[Serious] Survivors of suicide attempts, what's your story?

i was recovery(not very well, had a major relapse recently too :/) from an eating disorder at time and was being bullied by my friendship group for a little over a year(first it started off as a bit of teasing but became consistent and extremely hurtful). I was under serious pressure and stress due to exams and lost all motivation. I was having a very depressive episode at the time and was self harming almost everyday. My exams were in a couple of weeks when my friendship group had a huge falling out over something so silly. I lost my two best friends and had only 1 person I felt I could talk to. I would be made fun of and things got thrown at me in class by that same group. It got so bad I had a complete breakdown infront of them after one of my best friends suddenly told me she hated me and didn’t want to ever see me again and that I wasn’t needed anymore. And my other best friend just let this happen and got involved. There was a huge screaming match where i just lashed out on everyone involved.
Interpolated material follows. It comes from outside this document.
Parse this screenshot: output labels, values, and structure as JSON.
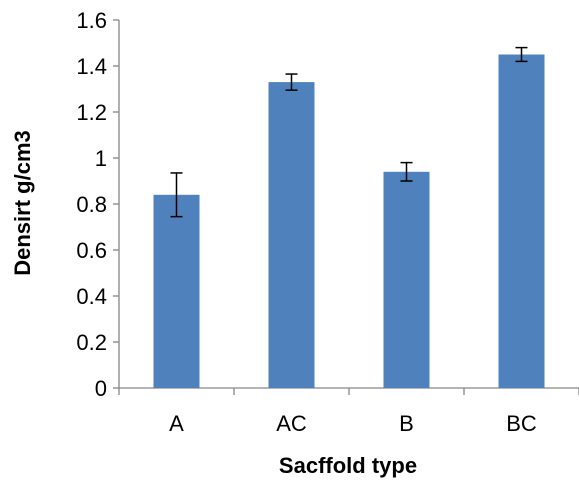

Things were put on social media and I was at an all time low. My exams were in a few days and that night I went into a sort of surreal state and cleaned my room spotless then went downstairs and grabbed all the pills I could find. It was like I knew what I was doing but I couldn’t stop myself, I just wanted to disappear. I didn’t realise how many pills I was taken until I had taken around a mixture of 35 aspirin, paracetamol and ibuprofen. I hadn’t had any food for a few days and am quite petite so I immediately started throwing up. I ran into my parents room still in that state and kept repeating sorry over and over apparently. They finally realised what I had done and rushed me to hospital. It was the most horrible time. I threw up for around 10 hours straight, choking on my own vomit. I had to have a catheter put in me and stayed overnight. My mum was a mess and I felt incredibly guilty. I was released from hospital as, it’s hard to admit but, I was extremely manipulative in getting cams and my parents to think that I was fine and Stable. I was released the night before my exams which was extremely hard as I hadn’t really understood what has just happened. I now constantly have suicidal thoughts but I would feel too much guilt, I could never leave my family. I’m just so alone in the world now.